The Five Chili Species
Domestic chilies are cultivars originating from 5 species
- Capsicum annuum (e.g. Jalapeno, Chipotle, Cayenne)
- Capsicum frutescens (e.g. Tabasco, Thai)
- Capsicum chinense (e.g. Habanero, Ghost Peppers, Carolina Reaper)
- Capsicum pubescens (e.g. Rocoto)
- Capsicum baccatum (e.g. Aji)
With luck and a sunny summer your plants will grow happily. Don’t be tempted to prune them – some gardeners nip out the first shoots to encourage their chilies to bush out. There is really no need and you will just delay the development of the first fruit. They have a naturally bushy habit, so let them develop it. However, they may not prove to be entirely self-supporting as they grow, and can benefit from having a stout cane pushed into the ground near the base. Tie the main stem to the cane to prevent toppling.
Keep plants reasonably well watered over the summer (but not waterlogged) and start feeding with a high-potash fertilizer once the flowers appear. A high-potash fertilizer is one that encourages flower and fruit production. Tomato fertilizers are good examples and will work perfectly for chilies. It is worth feeding your plants with them regularly, at least once every week.
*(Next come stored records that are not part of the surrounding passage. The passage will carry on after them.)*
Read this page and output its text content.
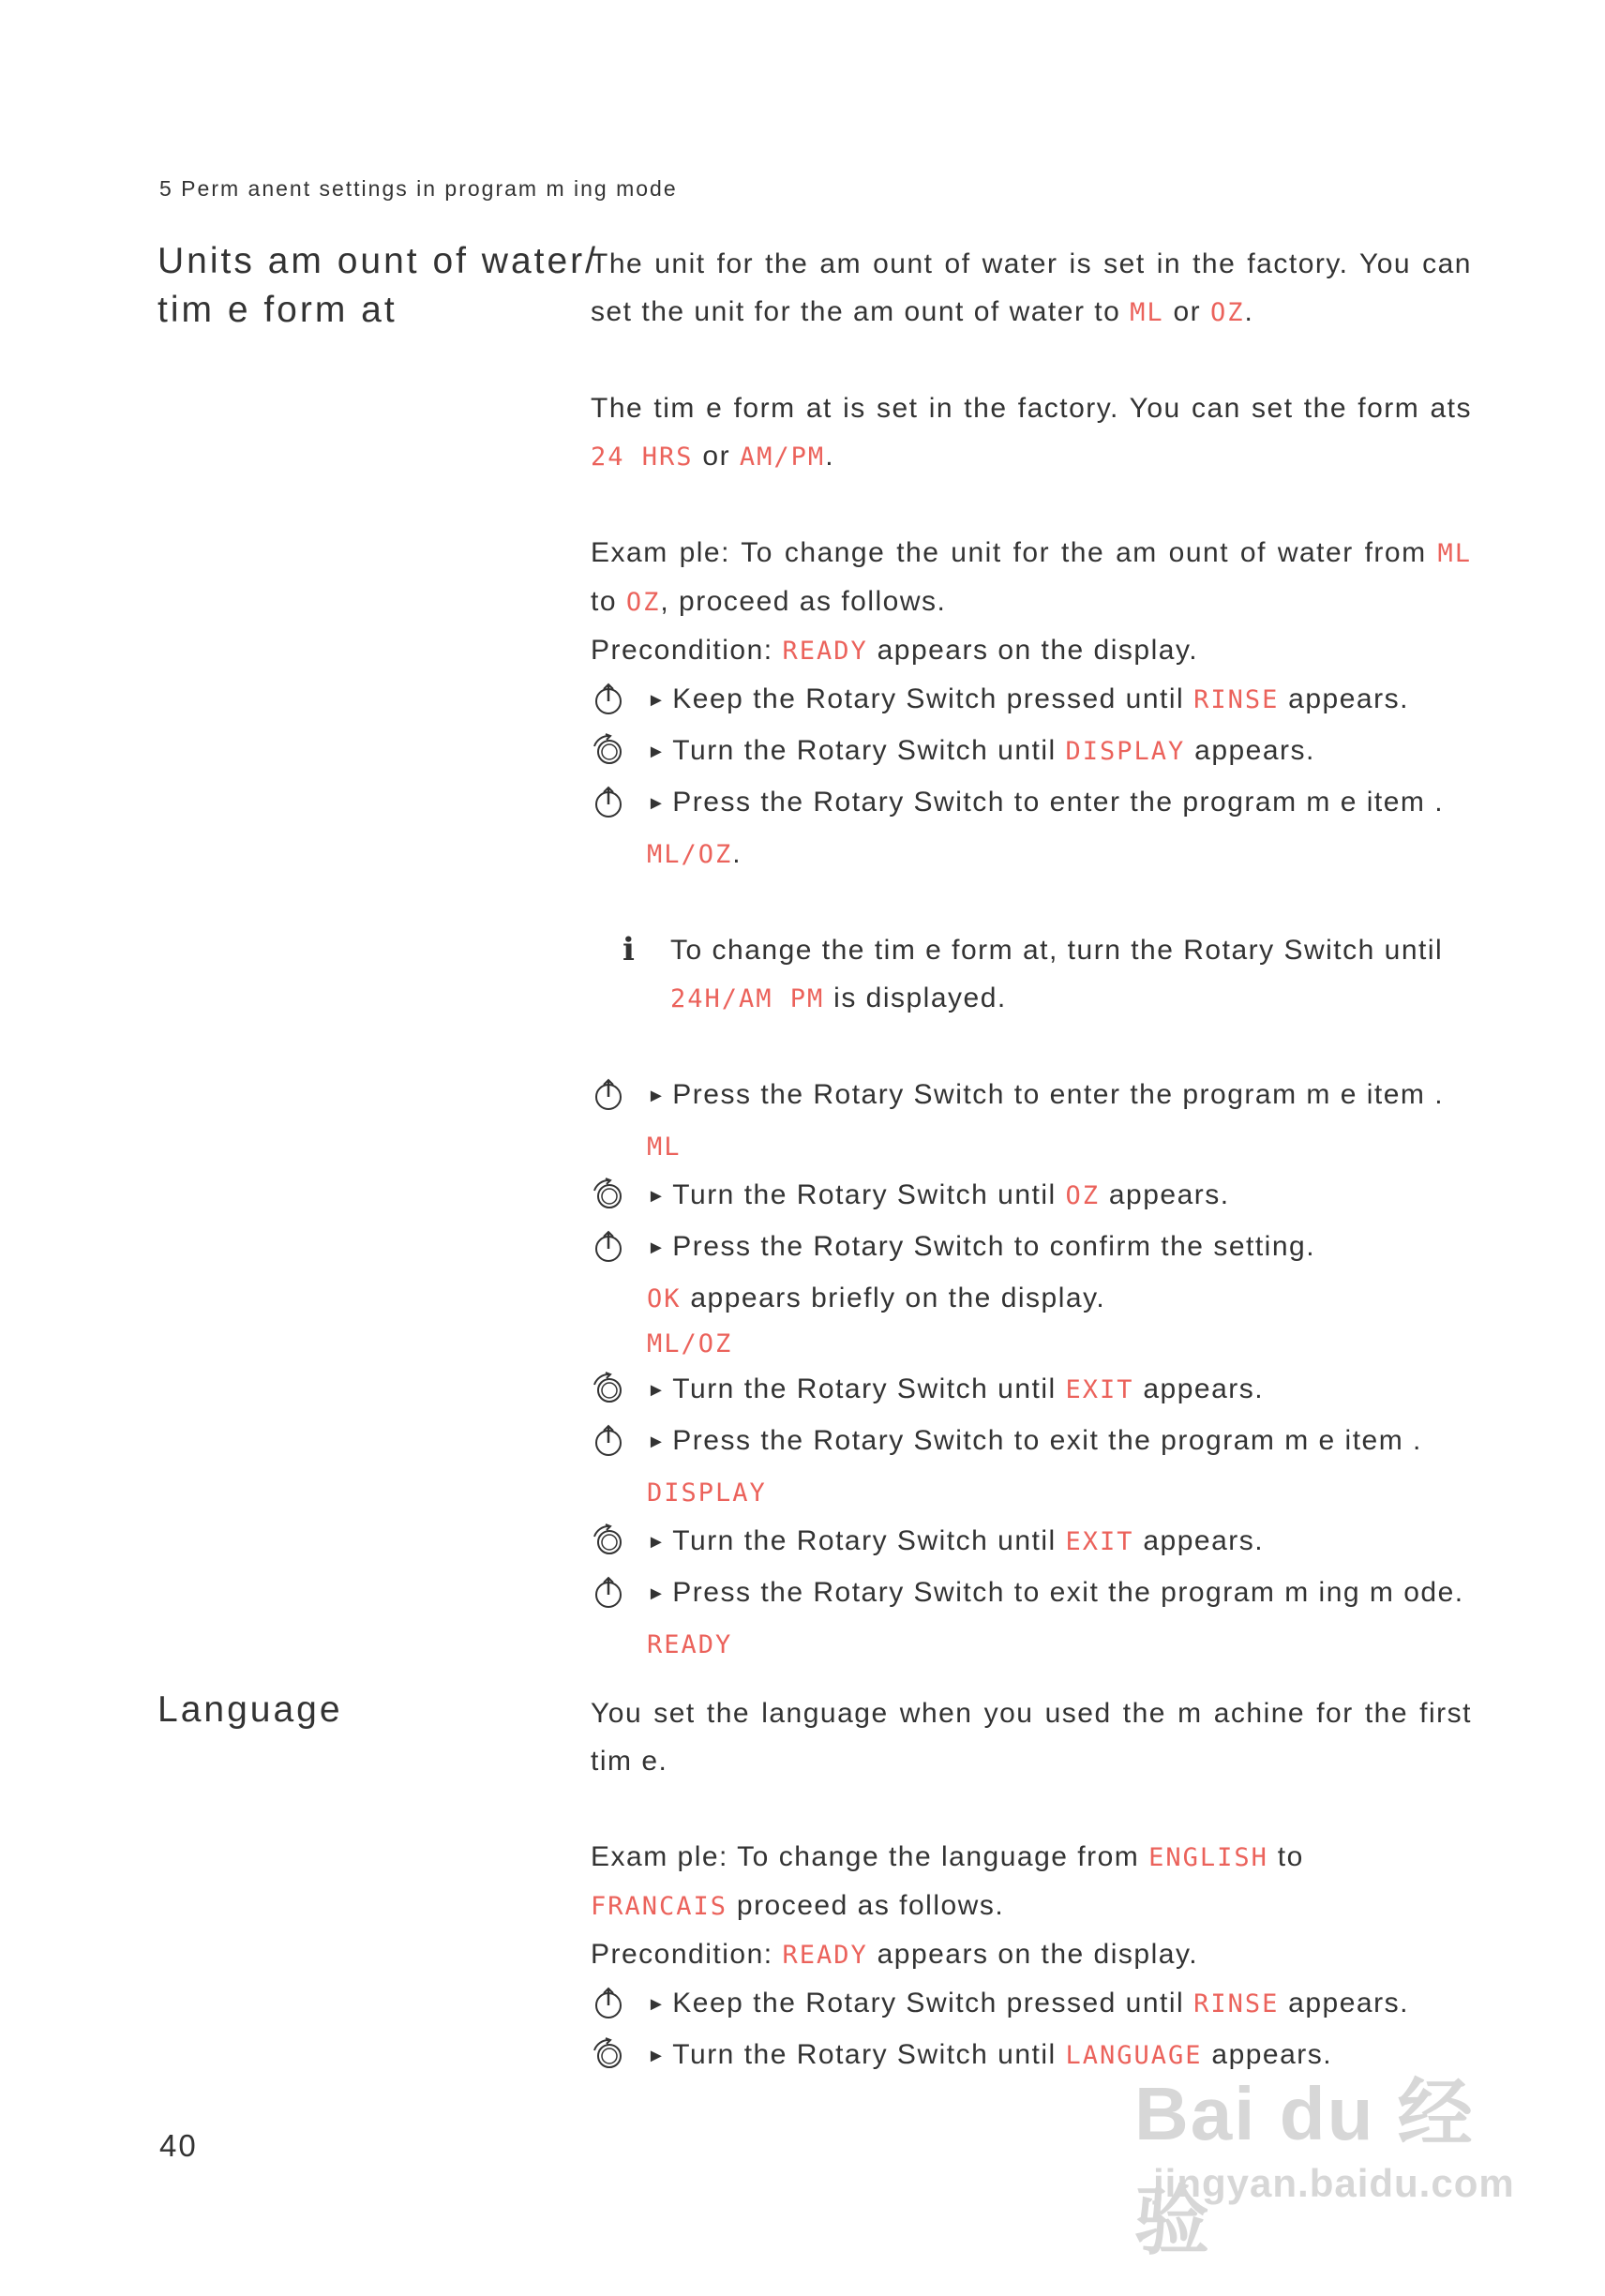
5 Perm anent settings in program m ing mode
Units am ount of water/
tim e form at

The unit for the am ount of water is set in the factory. You can set the unit for the am ount of water to ML or OZ.

The tim e form at is set in the factory. You can set the form ats 24 HRS or AM/PM.

Exam ple: To change the unit for the am ount of water from ML to OZ, proceed as follows.

Precondition: READY appears on the display.

► Keep the Rotary Switch pressed until RINSE appears.

► Turn the Rotary Switch until DISPLAY appears.

► Press the Rotary Switch to enter the program m e item .

ML/OZ.

i To change the tim e form at, turn the Rotary Switch until
24H/AM PM is displayed.

► Press the Rotary Switch to enter the program m e item .

ML

► Turn the Rotary Switch until OZ appears.

► Press the Rotary Switch to confirm the setting.

OK appears briefly on the display.

ML/OZ

► Turn the Rotary Switch until EXIT appears.

► Press the Rotary Switch to exit the program m e item .

DISPLAY

► Turn the Rotary Switch until EXIT appears.

► Press the Rotary Switch to exit the program m ing m ode.

READY

Language	You set the language when you used the m achine for the first tim e.

Exam ple: To change the language from ENGLISH to
FRANCAIS proceed as follows.

Precondition: READY appears on the display.

► Keep the Rotary Switch pressed until RINSE appears.

► Turn the Rotary Switch until LANGUAGE appears.

40	Bai du 经验
jingyan.baidu.com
Once the fruits start to ripen up, you have the choice of whether to leave them on the plant to grow to their full sweetness or remove them and encourage more fruits. Those removed will carry on ripening, but they do it best on the plant. You have a race to ripen: just as seedlings need protecting at the beginning of the season, so will plants be affected by the colder weather towards the end. In a greenhouse or conservatory, plants will go on into autumn but outdoors they will start to suffer. Any fruits that are hit by frost will turn to mush. Protect outdoor-grown plants with horticultural fleece or cloches, and carry pot-grown plants indoors to a sunny room.